We involved their PR pros and lobbyists in talking about everything from the location of the event and the style of the invitation, to which refreshments to serve and who the pitchperson should be. The group came up with an initial list of 103 ideas that we then whittled down to 19 factors that were easy, fast, and inexpensive to implement. The team ran events for a week, testing different combinations of variables on only a small percentage of the employees.

As in Ragan’s campaign, many of the findings were counterintuitive. Serving alcohol and suggesting a level of giving both had a negative impact. Having the company lobbyist give the pitch with a basic script, but one they could infuse with a little personality, was actually the most effective. Our efforts in refining their message and their fundraising process helped increase donations by 238 percent, according to their numbers.

We employed the same process in a similar effort for Lincoln Memorial University, which tested 30 ideas involving their mail, email, telephone, and face-to-face solicitations. The experimentation identified a slew of helpful changes in the content, format, and timing of their mail and emails.

In the real world, good ideas are incredibly hard to separate from bad ones, and the benefit of being able to focus only on the good ideas is tremendous. It’s no different in the campaign world. Our experience shows that no one—executives, political consultants, professors, or subject-matter experts—is able to reliably determine which ideas are the helpful ones. By testing dozens of ideas at once, however, and then determining the 25 percent that should be implemented, positive outcomes are highly likely.

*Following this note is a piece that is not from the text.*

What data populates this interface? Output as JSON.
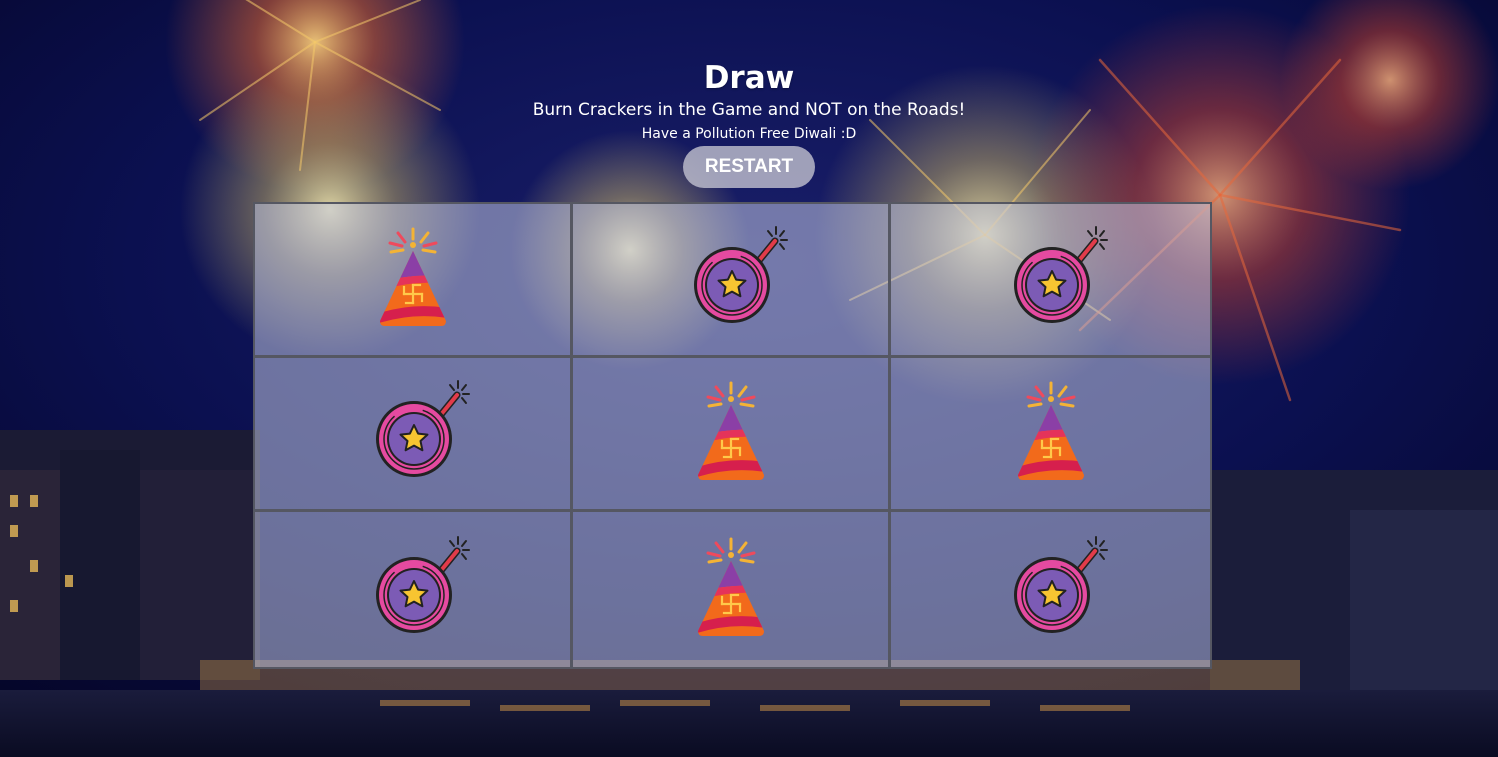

It was Mark Twain who said, “The trouble with the world is not that people know too little, but that they know so many things that ain’t so.”

By testing improvement ideas, we can avoid the hurtful and inconsequential ones. And the results are based on science, not intuition.

Dr. Charles Holland is CEO and Founder of QualPro, Inc., a Knoxville-based consultancy. The firm has conducted more than 16,000 business improvement projects with more than 1,000 companies, including many of the Fortune 500.